The original ordinance, proposed by Ald. Matt O’Shea, would have banned the sale of all flavored tobacco products in the city—which opponents said would destroy a category that makes upwards of 30% of convenience stores’ in-store sales.
The city’s committee on health and human relations held a subject matter hearing on July 6 on the proposed restrictions where many c-store owners and representatives of associations that support c-stores and tobacco retailers spoke out against the ban.
At Wednesday’s City Council meeting, which was available to watch via live stream, the council adopted the modified ordinance by a 46-4 vote.
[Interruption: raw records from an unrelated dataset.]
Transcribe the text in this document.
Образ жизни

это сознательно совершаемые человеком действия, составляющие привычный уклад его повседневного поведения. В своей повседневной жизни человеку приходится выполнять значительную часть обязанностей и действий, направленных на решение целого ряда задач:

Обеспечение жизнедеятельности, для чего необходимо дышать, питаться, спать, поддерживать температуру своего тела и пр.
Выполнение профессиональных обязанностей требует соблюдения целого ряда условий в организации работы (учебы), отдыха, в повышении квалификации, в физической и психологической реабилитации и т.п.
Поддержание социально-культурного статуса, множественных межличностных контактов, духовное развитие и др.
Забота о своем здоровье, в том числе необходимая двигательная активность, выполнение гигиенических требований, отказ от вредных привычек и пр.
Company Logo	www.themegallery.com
Aldermen who spoke in opposition to the bill cited concerns including the city facing a budget deficit, customers going to neighboring suburbs to buy flavored vape and the ordinance being overkill as the city already has anti-smoking initiatives in place.
“The unintended consequence is sending this business literally across the street, in some cases, to the suburbs, and we lose the revenue,” Ald. Brendan Reilly, who opposed the ordinance, said.
O’Shea, who supported the ordinance despite its narrowing, said it represents a compromise and by passing the bill the council could take a major step to combat a “very serious public health crisis” that hooks youth onto e-cigarettes by using flavors like cotton candy, gummy bear and strawberry shortcake.
Chicago Mayor Lori Lightfoot also voiced her support for the ordinance saying that the tobacco industry is “targeting our children” and the coronavirus attacks people who have upper respiratory issues, heart disease and diabetes, like illnesses attributable to smoking.
“This is a serious health care issue,” she said. “Some have said, ‘Why are we dealing with this no in the middle of a pandemic when we’ve got so many other issues?’ We’re dealing with this now because it’s necessary.”
However, the timing of this could come at a high cost for Chicago retailers.
Illinois c-stores are already losing up to 65% of fuel revenue amid the COVID-19 pandemic, Josh Sharp, CEO of the Illinois Petroleum Marketers Association/Illinois Association of Convenience Stores, previously said when the ordinance was discussed in committee.
“It just makes it all that more destructive to our member’s bottom line,” Sharp previously told CSP of the timing of the proposed ordinance.
California recently signed into law a bill banning the sale of flavored tobacco products in the state. Massachusetts’ ban on flavored tobacco sales went into effect on June 1, and within the first week of the ban, c-store retailers noticed a drop in tobacco sales, retailers said.